2. Un modèle en panne ?

  • Depuis le milieu des années 2000, les remises en cause du projet européen sont nombreuses. Le modèle européen d’État-providence (qui garantit une protection sociale à ses citoyens) est mis en question pour son coût. La logique du marché unique impose aux États de se désengager de l’économie. Les élargissements et les approfondissements de l’UE relancent le débat entre fédéralistes – l’Union se substitue aux membres dans une fédération d’États – et tenants d’une Europe des nations. Enfin le manque d’adhésion au projet européen est un autre problème : victoire du « non » aux référendums de 2005 en France et aux Pays-Bas, montée des revendications souverainistes et populistes qui voient l’Europe comme la source de tous les maux…
  • Malgré tout, le modèle européen reste attractif comme l’atteste le nombre de candidats à l’entrée dans l’UE.

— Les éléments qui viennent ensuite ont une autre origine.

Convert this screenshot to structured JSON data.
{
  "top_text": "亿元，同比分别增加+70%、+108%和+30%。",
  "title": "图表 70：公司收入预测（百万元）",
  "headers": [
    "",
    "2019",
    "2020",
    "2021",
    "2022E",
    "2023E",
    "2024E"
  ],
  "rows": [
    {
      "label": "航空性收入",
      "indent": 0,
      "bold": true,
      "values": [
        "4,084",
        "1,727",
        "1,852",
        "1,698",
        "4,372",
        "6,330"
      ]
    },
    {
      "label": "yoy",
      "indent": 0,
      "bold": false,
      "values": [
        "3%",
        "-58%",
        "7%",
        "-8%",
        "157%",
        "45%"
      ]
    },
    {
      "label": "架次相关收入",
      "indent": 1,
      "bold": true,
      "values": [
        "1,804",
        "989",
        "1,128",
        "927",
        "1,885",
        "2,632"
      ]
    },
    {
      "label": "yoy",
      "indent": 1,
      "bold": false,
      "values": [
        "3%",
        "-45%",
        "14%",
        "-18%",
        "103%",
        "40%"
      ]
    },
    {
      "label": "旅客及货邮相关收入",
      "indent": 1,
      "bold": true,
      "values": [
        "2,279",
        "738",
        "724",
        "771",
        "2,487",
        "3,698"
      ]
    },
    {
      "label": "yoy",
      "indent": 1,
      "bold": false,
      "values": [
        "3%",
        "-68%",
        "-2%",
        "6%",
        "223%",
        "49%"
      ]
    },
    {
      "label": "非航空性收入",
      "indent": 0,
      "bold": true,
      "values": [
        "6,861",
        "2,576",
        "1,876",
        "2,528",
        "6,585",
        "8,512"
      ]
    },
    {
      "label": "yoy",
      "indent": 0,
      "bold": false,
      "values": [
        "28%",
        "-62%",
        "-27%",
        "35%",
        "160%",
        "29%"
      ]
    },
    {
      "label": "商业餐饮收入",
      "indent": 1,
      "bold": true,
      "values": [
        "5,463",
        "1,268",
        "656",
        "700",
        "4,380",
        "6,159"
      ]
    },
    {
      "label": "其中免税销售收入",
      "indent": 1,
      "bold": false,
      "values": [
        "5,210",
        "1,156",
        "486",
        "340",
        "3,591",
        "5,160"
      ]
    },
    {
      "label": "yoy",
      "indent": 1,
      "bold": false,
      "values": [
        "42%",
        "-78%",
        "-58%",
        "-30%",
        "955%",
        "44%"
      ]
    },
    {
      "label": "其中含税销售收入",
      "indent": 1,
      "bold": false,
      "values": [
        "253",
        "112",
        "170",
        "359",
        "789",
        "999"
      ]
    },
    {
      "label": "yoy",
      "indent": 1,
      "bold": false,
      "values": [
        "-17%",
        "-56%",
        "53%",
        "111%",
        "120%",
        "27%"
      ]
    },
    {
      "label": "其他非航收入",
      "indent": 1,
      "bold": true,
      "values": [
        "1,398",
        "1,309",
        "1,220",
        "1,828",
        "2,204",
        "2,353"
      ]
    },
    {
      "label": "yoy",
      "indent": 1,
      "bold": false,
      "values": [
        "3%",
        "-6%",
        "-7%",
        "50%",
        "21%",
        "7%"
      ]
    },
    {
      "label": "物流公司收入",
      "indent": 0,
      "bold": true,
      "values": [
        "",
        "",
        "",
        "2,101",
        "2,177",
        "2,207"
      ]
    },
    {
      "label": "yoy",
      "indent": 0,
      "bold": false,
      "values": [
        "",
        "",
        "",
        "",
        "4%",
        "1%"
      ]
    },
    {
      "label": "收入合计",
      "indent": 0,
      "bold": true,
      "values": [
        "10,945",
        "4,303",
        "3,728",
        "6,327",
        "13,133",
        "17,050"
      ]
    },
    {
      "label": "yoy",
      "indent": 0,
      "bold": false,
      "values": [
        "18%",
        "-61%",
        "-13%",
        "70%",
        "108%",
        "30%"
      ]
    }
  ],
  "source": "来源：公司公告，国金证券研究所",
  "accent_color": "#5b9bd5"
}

3. Une intégration possible malgré tout ?

  • Depuis les années 2000, l’enjeu a été celui du fonctionnement des institutions européennes dans un cadre élargi.
  • En 2005, un projet de Constitution européenne fait l’objet de vives oppositions au sein des Parlements et des populations. C’est le traité de Lisbonne (2007) qui garantit le fonctionnement actuel des institutions de l’UE.
  • La récente crise économique qui, au-delà des États, touche l’euro, semble devoir déboucher sur une intégration renforcée autour du couple franco-allemand. S’impose peu à peu la nécessité d’une vraie gouvernance européenne.

Conclusion

  • [Reprise des idées principales]Le projet européen est inachevé. Toutefois, les partenaires européens ont mis en place les cadres d’une intégration progressive des États membres au sein d’une communauté puis d’une union.
  • [Réponse à la problématique]L’histoire de la construction européenne est donc une histoire au long cours faite de phases d’accélération et de périodes de doutes, de ralentissements voire parfois de rejets.
  • [Ouverture]Néanmoins, le projet européen subsiste malgré les difficultés (notamment d’une union politique) et semble être un vrai enjeu pour le développement des pays européens dans le cadre de la mondialisation et d’un monde multipolaire.